Assessment of seasonality in exposure to dioxins, furans and dioxin-like PCBs by using long-term food-consumption data
- PMID: 21416416
- DOI: 10.1080/19440049.2011.553844
Assessment of seasonality in exposure to dioxins, furans and dioxin-like PCBs by using long-term food-consumption data
Abstract
According to the European Food Safety Authority (EFSA) guidance related to uncertainties in dietary exposure assessment, exposure assessment based on short-term food-consumption surveys, such as 24-h recalls or 2-day records, tend to overestimate long-term exposure because of the assumption that the dietary pattern will be similar day after day over a lifetime.
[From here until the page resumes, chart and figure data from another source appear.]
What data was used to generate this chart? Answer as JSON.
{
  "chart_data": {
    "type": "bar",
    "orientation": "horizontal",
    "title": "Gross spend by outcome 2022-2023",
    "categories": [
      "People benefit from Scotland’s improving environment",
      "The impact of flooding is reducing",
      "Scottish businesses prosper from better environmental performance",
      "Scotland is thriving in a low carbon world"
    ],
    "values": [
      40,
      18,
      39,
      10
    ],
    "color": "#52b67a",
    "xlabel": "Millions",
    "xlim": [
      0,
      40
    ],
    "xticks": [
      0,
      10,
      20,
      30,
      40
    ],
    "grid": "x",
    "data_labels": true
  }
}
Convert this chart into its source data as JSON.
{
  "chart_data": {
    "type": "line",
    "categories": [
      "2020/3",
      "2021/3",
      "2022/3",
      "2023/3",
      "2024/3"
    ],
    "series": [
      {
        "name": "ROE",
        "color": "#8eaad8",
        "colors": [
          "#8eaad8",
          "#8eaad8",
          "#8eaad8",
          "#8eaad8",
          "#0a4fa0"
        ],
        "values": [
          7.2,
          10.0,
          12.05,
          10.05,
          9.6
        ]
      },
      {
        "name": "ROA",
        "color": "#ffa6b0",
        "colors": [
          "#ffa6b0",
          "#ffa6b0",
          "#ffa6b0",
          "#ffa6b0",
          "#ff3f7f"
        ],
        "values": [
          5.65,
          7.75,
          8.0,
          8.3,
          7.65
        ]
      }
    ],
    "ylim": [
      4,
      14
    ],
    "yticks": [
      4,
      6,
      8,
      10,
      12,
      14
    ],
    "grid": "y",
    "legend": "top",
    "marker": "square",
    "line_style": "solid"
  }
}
The aim of this study was to make an assessment of dietary exposure to polychlorinated dibenzodioxins (PCDDs) and polychlorinated dibenzofurans (PCDFs), also called 'dioxins' and 'dioxin-like PCBs', using long-term household purchase and consumption survey data collected by TNS-Secodip. Weekly purchases of the major dioxins and dl-PCB vector products of these contaminants were collected for 328 single-person households, who participated at TNS-Secodip consumption surveys from 2003 to 2005 and who were single-person households in order to estimate better their consumption. These data were combined with average contamination levels of food products. Weekly gross average exposure was estimated at 10.2 pg toxic equivalent (WHO TEQ) kg(-1) bw week(-1) (95% confidence interval [9.6, 10.9]). According to the typical shape of the distribution of individual weekly exposures, it is sensible to fit an exponential law to these data. The mean was therefore 12.1 pg WHO TEQ kg(-1) bw week(-1). This value is higher than the arithmetic mean because it better takes into account inter-individual variability. It was estimated that about 20% of persons in this sample were exceeding the current health-based guidance value mainly due to high consumption of seafood and/or dairy products. Thanks to long survey duration (3 years) and the weekly recording of food consumption, it was possible to demonstrate the actual seasonality of dietary exposure to dioxins and dl-PCBs with a maximum between March and September; similar seasonality is observable for fish consumption. Autoregressive integrated moving average (ARIMA) models were adjusted to the time series and it was demonstrated that the number of times the upper limit of confidence intervals exceeds the provisional tolerable weekly intake (PTWI) is about 15 weeks per year on average. Finally, compared with the results obtained from data collected in the short-term surveys (1 week), this study does not suggest that short-term consumption surveys tend to overestimate the long-term exposure.